James Magnussen says life lessons all part of 'crazy' London Olympics

In his first column for ESPN, Australian Olympian James Magnussen reflects on the experiences of the London Olympics, including his silver medal in the 100m freestyle and the Stilnox saga that brought into question the culture of the swim team.

Every athlete has a moment when that Olympic seed was sown for the first time, and for me that came in Sydney in 2000. I was nine-years-old, and my dad and I drove down to Sydney from Port Macquarie and watched the heats of the athletics; I think that's all we could get tickets to.

That was pretty exciting, and that's when the spectacle that is an Olympic Games really hit home for me; when you see it live and you see the hundreds of thousands of people who were commuting to OIympic Park, that's when it really started things off for me.

It was a few years before I really thought I could make it as a swimmer though; that moment arrived when I was 16 and made my first Australian junior team. They had us all in a room at the time, I think we were down in Canberra, and they said to us: "Statistically, one in five people here will go on to represent Australia in swimming."

So you sort of look around and do a bit of a headcount and you try to cross a few people off the list who you think you can beat. So that was probably the first time I actually thought that I could represent my country in this sport.

Five years later and I was in London, and it was an experience I would describe as "crazy". From the build-up, to the racing and then all the stuff that happened away from the pool, it was a massive learning curve.

I don't have a lot of memories from the London Games just because there was so much emotion, such a lack of sleep, such a crazy environment, and one that seemed to fly past so quickly. I really have little memories of the swimming itself at all.

As a life experience, I learned and grew a lot from London; it made me grow up a lot faster than I would have had I not had that experience. Had I become world champion three years out from an Olympics and had that full cycle to, I guess, learn about the sport and get comfortable in that position then it could have been different.

But it is what it is.

Going into an Olympics as a 21-year-old, as a bit of a poster boy, was pretty tough. I'd gone from almost anonymity walking down the street to every second person stopping me and wanting to talk about the Olympics, and that made it pretty hard to switch off. The Olympics were everywhere; I'd see myself anytime I turned on the TV, and it was the same story in the newspapers. It really became a pressure-cooker environment a few months out, and, in hindsight, it was probably a bit much for me to handle at that stage.

And then to miss the gold medal by the barest of margins, one one-hundredth of a second, was heart-breaking. Still, all I could say was "well done" to the United States' Nathan Adrian, and then be proud of my own efforts and the silver medal. It certainly left me hungry for more, though.

While I was proud of the silver medal, there was some stuff that went on in London which I wasn't so proud of; by that, of course, I'm referring to the Stilnox issue. The use of Stilnox was an attempt by the men's 4x100m freestyle relay team to bond, but it was a bad decision that went wrong. I think what happened was an attempt to bring the group closer together, which is a noble cause; but it was done via the wrong means.

On the other side of the Olympics, it was a little bit of a shock to cop the brunt of the blame for what went on.
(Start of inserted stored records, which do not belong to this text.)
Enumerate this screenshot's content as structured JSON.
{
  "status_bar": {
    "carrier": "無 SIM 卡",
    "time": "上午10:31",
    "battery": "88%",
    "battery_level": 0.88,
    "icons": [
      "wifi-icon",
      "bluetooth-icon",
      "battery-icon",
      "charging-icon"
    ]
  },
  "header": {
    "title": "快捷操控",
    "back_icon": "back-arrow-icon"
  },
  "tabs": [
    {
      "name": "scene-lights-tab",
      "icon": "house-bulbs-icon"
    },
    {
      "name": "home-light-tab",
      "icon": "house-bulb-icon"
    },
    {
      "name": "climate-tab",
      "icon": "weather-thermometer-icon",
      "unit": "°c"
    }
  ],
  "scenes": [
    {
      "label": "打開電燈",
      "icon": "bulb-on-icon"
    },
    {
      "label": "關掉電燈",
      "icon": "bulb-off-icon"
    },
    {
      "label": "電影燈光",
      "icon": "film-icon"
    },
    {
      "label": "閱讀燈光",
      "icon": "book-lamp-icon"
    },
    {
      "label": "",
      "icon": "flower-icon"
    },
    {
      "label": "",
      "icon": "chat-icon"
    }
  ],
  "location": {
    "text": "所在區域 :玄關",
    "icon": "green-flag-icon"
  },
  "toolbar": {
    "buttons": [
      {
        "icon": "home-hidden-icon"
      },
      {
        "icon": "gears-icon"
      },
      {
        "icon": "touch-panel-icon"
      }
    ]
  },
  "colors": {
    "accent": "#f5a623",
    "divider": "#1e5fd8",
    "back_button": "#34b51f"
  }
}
It was pretty tough to take a lot of the heat, as I did, but I came out the other side a little bit wiser and stronger. If you learn from it and don't do it again, then you put yourself in good stead for the rest of your career.

It was just another thing I have learned through my career in sport.

A lot of the things I've learned in and from swimming, about having to be disciplined and the like, have helped me be more personal and form better relationships outside of the swimming pool.

I was asked recently whether all the training you do as a swimmer as a kid prohibits your social development, but I certainly believe that in no way is that the case.

In my early life, I swam only in summer and played team sports in winter; I played football and lived a completely different life and, to this day, I am able to interact with people of all standings from society. I pride myself on my ability to be personable and interact socially with anyone, but that isn't necessarily needed on a swim team.

The thing that people need to understand about a swim team, and the thing that is tough on a swim team, is the people you are on the team with aren't necessarily your friends for the best part of the year; they're your competition. They're the people you're trying to beat to get on the Olympic team; it's a very cutthroat environment. And then to have to turn around and be teammates with those same people, it can be tough to form that bond. And that's why I'm enjoying developing strong relationships with my new teammates ahead of the Olympic Games in Rio de Janeiro.